The truck’s doors opened and four familiar faces emerged.
This shit never gets any easier,
Remy thought, almost sure that he could hear his angelic nature chuckling to itself as the four Denizens who had attacked him at home surrounded his car.
He didn’t have Marlowe to worry about this time, and that was good.
“You told me to call when I had something,” Remy said as he slowly got out of the car, his attention focused on the spokesman from their last meeting. “I don’t have anything yet, but you never know, I might be coming into some information shortly.”
“My employer says that you’re taking too long,” the spokesman said.
There was a barely perceptible nod, and one of the Denizens was coming at him, his hand inside his coat pocket.
Remy didn’t have time to wait to see what it was.
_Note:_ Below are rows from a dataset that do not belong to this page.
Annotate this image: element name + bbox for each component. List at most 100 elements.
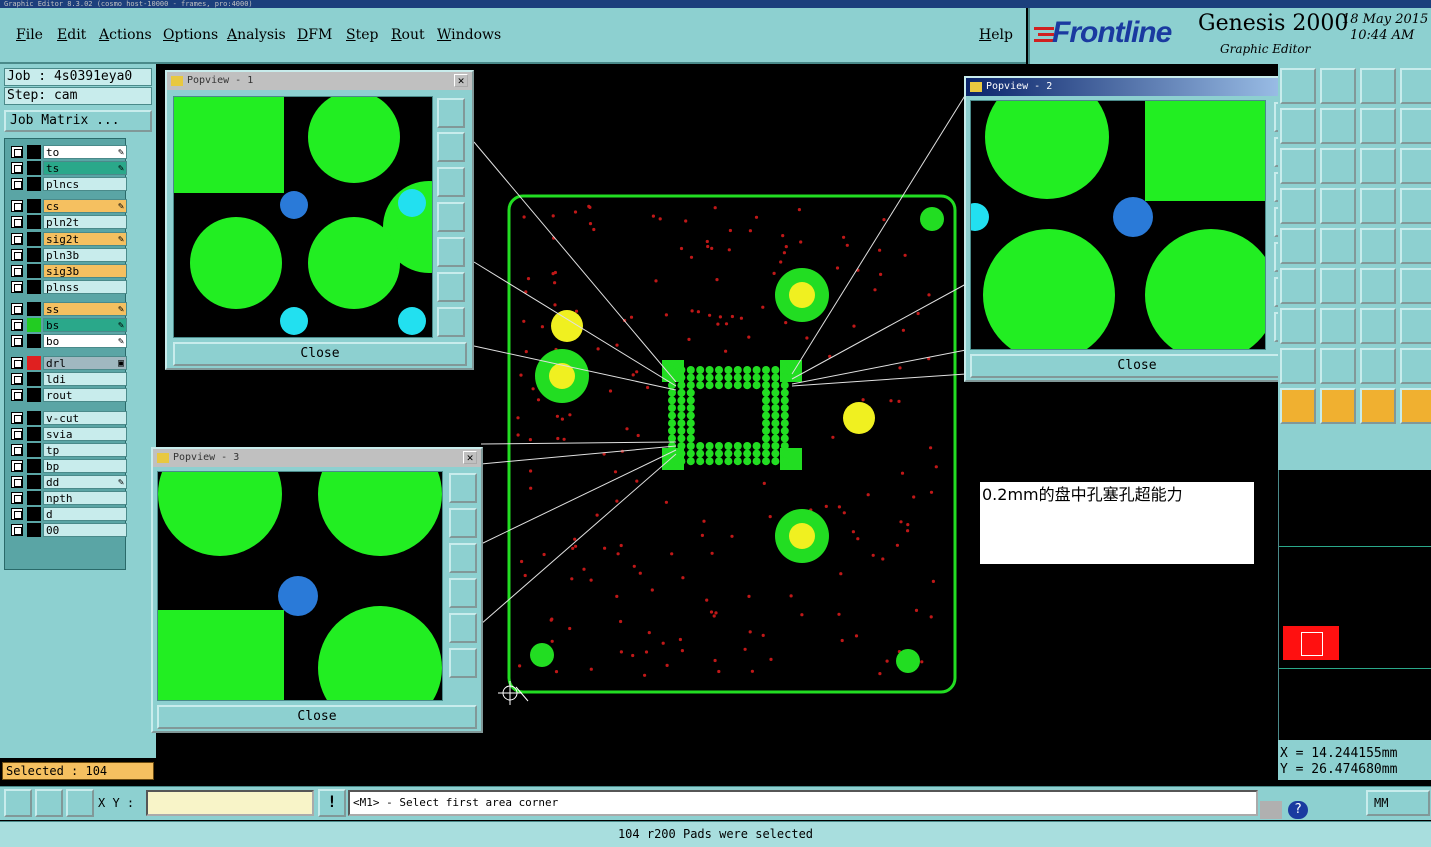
- layer-name[interactable]: cs ✎: [43, 199, 127, 214]
- layer-name[interactable]: ldi: [43, 372, 127, 387]
- popview-1-view[interactable]: [173, 96, 433, 338]
- units-selector[interactable]: MM: [1366, 790, 1430, 816]
- snap-icon[interactable]: [1400, 148, 1431, 184]
- swap-icon[interactable]: [1360, 108, 1396, 144]
- layer-row-dd[interactable]: dd ✎: [9, 474, 127, 489]
- layer-indicator[interactable]: [27, 507, 41, 522]
- cursor2-icon[interactable]: [1320, 388, 1356, 424]
- layer-indicator[interactable]: [27, 145, 41, 159]
- cursor-icon[interactable]: [1280, 388, 1316, 424]
- layer-checkbox[interactable]: [11, 162, 23, 175]
- layer-name[interactable]: 00: [43, 523, 127, 538]
- resize-icon[interactable]: [1360, 308, 1396, 344]
- layer-row-pln3b[interactable]: pln3b: [9, 247, 127, 262]
- popview-2-view[interactable]: [970, 100, 1266, 350]
- layer-name[interactable]: pln2t: [43, 215, 127, 230]
- menu-file[interactable]: File: [16, 27, 43, 43]
- delete-icon[interactable]: [1320, 308, 1356, 344]
- layer-checkbox[interactable]: [11, 373, 23, 386]
- layer-name[interactable]: bs ✎: [43, 318, 127, 332]
- pad-icon[interactable]: [1280, 188, 1316, 224]
- popview-2-close-button[interactable]: Close: [970, 354, 1304, 378]
- layer-checkbox[interactable]: [11, 248, 23, 261]
- layer-indicator[interactable]: [27, 318, 41, 332]
- layer-name[interactable]: to ✎: [43, 145, 127, 159]
- layer-name[interactable]: sig2t ✎: [43, 231, 127, 246]
- line-icon[interactable]: [1400, 188, 1431, 224]
- layer-indicator[interactable]: [27, 491, 41, 505]
- arrow-icon[interactable]: [1320, 348, 1356, 384]
- menu-rout[interactable]: Rout: [391, 27, 425, 43]
- layer-checkbox[interactable]: [11, 178, 23, 191]
- pan-left-icon[interactable]: [437, 202, 465, 232]
- menu-step[interactable]: Step: [346, 27, 378, 43]
- layer-indicator[interactable]: [27, 372, 41, 387]
- pan-up-icon[interactable]: [437, 132, 465, 162]
- layer-checkbox[interactable]: [11, 146, 23, 158]
- popview-2-title[interactable]: Popview - 2: [966, 78, 1308, 96]
- layer-row-v-cut[interactable]: v-cut: [9, 410, 127, 425]
- layer-row-d[interactable]: d: [9, 507, 127, 522]
- popview-3-title[interactable]: Popview - 3: [153, 449, 481, 467]
- xy-input[interactable]: [146, 790, 314, 816]
- layer-row-plnss[interactable]: plnss: [9, 279, 127, 294]
- alert-icon[interactable]: !: [318, 789, 346, 817]
- layer-checkbox[interactable]: [11, 427, 23, 440]
- cut-icon[interactable]: [1400, 228, 1431, 264]
- home-icon[interactable]: [1360, 68, 1396, 104]
- group-icon[interactable]: [1400, 308, 1431, 344]
- pan-up-icon[interactable]: [449, 508, 477, 538]
- pan-down-icon[interactable]: [449, 543, 477, 573]
- arrow2-icon[interactable]: [1360, 348, 1396, 384]
- layer-name[interactable]: ts ✎: [43, 161, 127, 176]
- menu-options[interactable]: Options: [163, 27, 218, 43]
- layer-checkbox[interactable]: [11, 389, 23, 402]
- zoom-icon[interactable]: [1280, 108, 1316, 144]
- layer-name[interactable]: dd ✎: [43, 474, 127, 489]
- layer-checkbox[interactable]: [11, 492, 23, 504]
- layer-row-sig3b[interactable]: sig3b: [9, 263, 127, 278]
- layer-indicator[interactable]: [27, 199, 41, 214]
- layer-row-bs[interactable]: bs ✎: [9, 318, 127, 332]
- layer-row-pln2t[interactable]: pln2t: [9, 215, 127, 230]
- layer-indicator[interactable]: [27, 334, 41, 349]
- layer-name[interactable]: plncs: [43, 177, 127, 192]
- layer-checkbox[interactable]: [11, 508, 23, 521]
- split-icon[interactable]: [1280, 308, 1316, 344]
- mini-map-viewport[interactable]: [1283, 626, 1339, 660]
- layer-row-to[interactable]: to ✎: [9, 145, 127, 159]
- select-icon[interactable]: [1280, 68, 1316, 104]
- layer-checkbox[interactable]: [11, 200, 23, 213]
- layer-indicator[interactable]: [27, 442, 41, 457]
- layer-checkbox[interactable]: [11, 232, 23, 245]
- layer-indicator[interactable]: [27, 301, 41, 316]
- pan-down-icon[interactable]: [437, 167, 465, 197]
- popview-2[interactable]: Popview - 2 ✕ Close: [964, 76, 1310, 382]
- help-icon[interactable]: ?: [1288, 801, 1308, 819]
- node-icon[interactable]: [1280, 268, 1316, 304]
- zoom-in-icon[interactable]: [449, 648, 477, 678]
- layer-indicator[interactable]: [27, 356, 41, 371]
- cursor3-icon[interactable]: [1360, 388, 1396, 424]
- scale-icon[interactable]: [1320, 148, 1356, 184]
- color-icon[interactable]: [1280, 228, 1316, 264]
- layer-row-bo[interactable]: bo ✎: [9, 334, 127, 349]
- layer-row-plncs[interactable]: plncs: [9, 177, 127, 192]
- layer-name[interactable]: sig3b: [43, 263, 127, 278]
- layer-name[interactable]: v-cut: [43, 410, 127, 425]
- rotate-icon[interactable]: [1400, 268, 1431, 304]
- layer-indicator[interactable]: [27, 247, 41, 262]
- popview-1-title[interactable]: Popview - 1: [167, 72, 472, 90]
- layer-indicator[interactable]: [27, 231, 41, 246]
- layer-row-sig2t[interactable]: sig2t ✎: [9, 231, 127, 246]
- layer-row-svia[interactable]: svia: [9, 426, 127, 441]
- layer-row-ss[interactable]: ss ✎: [9, 301, 127, 316]
- snap-icon[interactable]: [4, 789, 32, 817]
- layer-checkbox[interactable]: [11, 216, 23, 229]
- menu-edit[interactable]: Edit: [57, 27, 86, 43]
- popview-3[interactable]: Popview - 3 ✕ Close: [151, 447, 483, 733]
- ruler-icon[interactable]: [1320, 228, 1356, 264]
- layer-checkbox[interactable]: [11, 475, 23, 488]
- zoom-fit-icon[interactable]: [449, 473, 477, 503]
- layer-indicator[interactable]: [27, 161, 41, 176]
He met the fallen angel halfway, moving as quickly as he could, slamming his fist into his attacker’s face.
The Denizen stumbled back, nose spurting blood, a short knife with a blade seemingly made from a polished black stone clattering to the ground.
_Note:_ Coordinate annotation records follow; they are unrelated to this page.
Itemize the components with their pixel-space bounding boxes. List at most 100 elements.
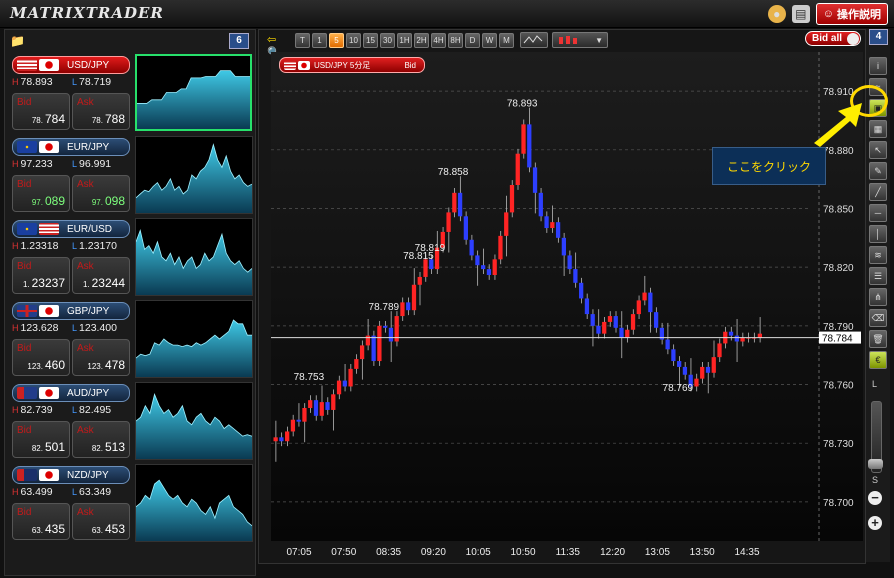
pair-name-label: AUD/JPY [67,387,110,399]
pair-name-label: EUR/USD [67,223,113,235]
ask-button[interactable]: Ask 78. 788 [72,93,130,130]
bid-price: 78. 784 [32,112,65,126]
pitchfork-icon[interactable]: ⋔ [869,288,887,306]
ask-price: 82. 513 [92,440,125,454]
pair-card[interactable]: AUD/JPY H 82.739 L 82.495 Bid 82. 501 Ask 8… [8,382,253,460]
zoom-slider-knob[interactable] [868,459,883,469]
x-tick-label: 09:20 [420,547,446,558]
pair-name-label: NZD/JPY [67,469,109,481]
pair-name-tab[interactable]: EUR/USD [12,220,130,238]
candle-body [354,359,359,369]
horizontal-line-icon[interactable]: ─ [869,204,887,222]
bid-button[interactable]: Bid 63. 435 [12,503,70,540]
candle-body [527,124,532,168]
timeframe-4h-button[interactable]: 4H [431,32,446,48]
zoom-back-icon[interactable]: ⇦🔍 [267,33,289,59]
low-marker: L [72,405,78,415]
timeframe-1h-button[interactable]: 1H [397,32,412,48]
zoom-out-button[interactable]: − [868,491,882,505]
candle-style-select[interactable]: ▼ [552,32,608,48]
pair-card[interactable]: NZD/JPY H 63.499 L 63.349 Bid 63. 435 Ask 6… [8,464,253,542]
ask-button[interactable]: Ask 63. 453 [72,503,130,540]
bid-price-prefix: 97. [31,198,43,207]
timeframe-5-button[interactable]: 5 [329,32,344,48]
pair-name-tab[interactable]: NZD/JPY [12,466,130,484]
pair-card[interactable]: EUR/JPY H 97.233 L 96.991 Bid 97. 089 Ask 9… [8,136,253,214]
bid-button[interactable]: Bid 97. 089 [12,175,70,212]
eraser-icon[interactable]: ⌫ [869,309,887,327]
title-bar: MATRIXTRADER ● ▤ ☺ 操作説明 [0,0,894,28]
sparkline-chart[interactable] [135,382,253,460]
bid-button[interactable]: Bid 1. 23237 [12,257,70,294]
candle-body [406,302,411,311]
bid-price-main: 784 [44,112,65,126]
chart-count-badge[interactable]: 4 [869,29,888,45]
candle-body [550,222,555,229]
candle-body [607,316,613,322]
timeframe-2h-button[interactable]: 2H [414,32,429,48]
trade-icon[interactable]: € [869,351,887,369]
pair-card[interactable]: EUR/USD H 1.23318 L 1.23170 Bid 1. 23237 As… [8,218,253,296]
price-chart[interactable]: 78.910 78.880 78.850 78.820 78.790 78.760 78.7… [271,52,863,541]
pair-card[interactable]: USD/JPY H 78.893 L 78.719 Bid 78. 784 Ask 7… [8,54,252,132]
timeframe-15-button[interactable]: 15 [363,32,378,48]
chart-toolbar: ⇦🔍 T151015301H2H4H8HDWM ▼ Bid all [259,30,865,59]
candle-body [492,259,497,275]
x-tick-label: 14:35 [734,547,760,558]
ask-button[interactable]: Ask 1. 23244 [72,257,130,294]
line-type-button[interactable] [520,32,548,48]
timeframe-10-button[interactable]: 10 [346,32,361,48]
candle-body [717,343,722,358]
pen-icon[interactable]: ✎ [869,162,887,180]
low-marker: L [72,159,78,169]
pair-name-tab[interactable]: GBP/JPY [12,302,130,320]
candle-body [642,292,647,301]
sparkline-chart[interactable] [135,218,253,296]
ask-label: Ask [77,507,94,518]
ask-button[interactable]: Ask 82. 513 [72,421,130,458]
candle-body [302,407,307,422]
line-icon[interactable]: ╱ [869,183,887,201]
sparkline-chart[interactable] [135,54,252,131]
candle-body [573,269,578,283]
timeframe-d-button[interactable]: D [465,32,480,48]
bid-all-toggle[interactable]: Bid all [805,31,861,46]
sparkline-chart[interactable] [135,464,253,542]
pair-card[interactable]: GBP/JPY H 123.628 L 123.400 Bid 123. 460 As… [8,300,253,378]
ask-button[interactable]: Ask 97. 098 [72,175,130,212]
rate-panel: 📁 6 USD/JPY H 78.893 L 78.719 Bid 78. 784 A… [4,29,256,576]
bid-button[interactable]: Bid 82. 501 [12,421,70,458]
folder-icon[interactable]: 📁 [10,34,25,48]
fibonacci-icon[interactable]: ≋ [869,246,887,264]
ask-price-main: 513 [104,440,125,454]
timeframe-1-button[interactable]: 1 [312,32,327,48]
timeframe-30-button[interactable]: 30 [380,32,395,48]
timeframe-w-button[interactable]: W [482,32,497,48]
timeframe-m-button[interactable]: M [499,32,514,48]
bid-button[interactable]: Bid 78. 784 [12,93,70,130]
ask-button[interactable]: Ask 123. 478 [72,339,130,376]
low-text: 96.991 [79,158,112,170]
sparkline-chart[interactable] [135,136,253,214]
candle-body [371,335,376,362]
channel-icon[interactable]: ☰ [869,267,887,285]
high-marker: H [12,487,19,497]
pair-name-tab[interactable]: EUR/JPY [12,138,130,156]
delete-icon[interactable]: 🗑 [869,330,887,348]
pair-name-tab[interactable]: USD/JPY [12,56,130,74]
high-text: 97.233 [20,158,53,170]
timeframe-t-button[interactable]: T [295,32,310,48]
bid-button[interactable]: Bid 123. 460 [12,339,70,376]
pair-count-badge[interactable]: 6 [229,33,249,49]
help-button[interactable]: ☺ 操作説明 [815,3,888,25]
vertical-line-icon[interactable]: │ [869,225,887,243]
pair-name-tab[interactable]: AUD/JPY [12,384,130,402]
info-icon[interactable]: i [869,57,887,75]
palette-icon[interactable]: ● [767,5,786,23]
ask-price-main: 23244 [91,276,125,290]
printer-icon[interactable]: ▤ [791,5,810,23]
zoom-in-button[interactable]: + [868,516,882,530]
timeframe-8h-button[interactable]: 8H [448,32,463,48]
candle-body [630,314,636,330]
sparkline-chart[interactable] [135,300,253,378]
Remy was glad he hadn’t waited; that particular blade, made from the walls of Tartarus, could have done some serious damage to him.
He knew the name of only one of them, Balam—the one that had pointed a gun at his dog—and decided that he would deal with that one next. The memory of what he had done caused a terrific anger to flare within Remy, and he let the Seraphim inside have a brief taste of freedom.
Balam hadn’t pulled his gun, and Remy figured they probably wanted him alive, but this particular Denizen was large and powerful, moving far more quickly and gracefully than Remy expected. He threw a punch that Remy attempted to avoid, but he moved a tad too slow, and the man’s knuckles grazed the side of his face. It hurt like hell, and for a moment he saw an explosion of stars.
Balam took immediate advantage, gripping him by the back of the coat and pulling Remy toward him. The arc of his fist was a blur as the hit connected with Remy’s stomach, doubling him over with a painful explosion of air from his lungs.
Again with the stomach.
But it had brought him close enough.
Close enough to strike.
Remy allowed Heaven’s power a moment’s freedom, the fires of the divine collecting at the tips of his fingers. He thrust his hand at Balam’s stomach, the burning fingers connecting with the satiny material of the dress shirt he wore, burning through, and into the flesh beneath.
And the fire did not stop there.
Balam screamed as his body began to ignite, the fires of Heaven fueled by his wickedness. He immediately dropped to the ground and began to roll.
“Oh, for fuck’s sake,” the spokesman moaned, rolling his eyes.
There was movement to his left, and Remy whirled, the man who had tried to stab him earlier was charging.
Where’s the knife?
His thoughts raced as he grappled with the fallen, trying to keep his hands in view. They tumbled to the ground, each of them trying to get the better of the other.
The remaining attacker must have ducked around Remy’s car, coming at him from a blind spot.
Remy wasn’t even aware that he’d been stabbed—in the shoulder—until he felt his entire right side begin to grow numb.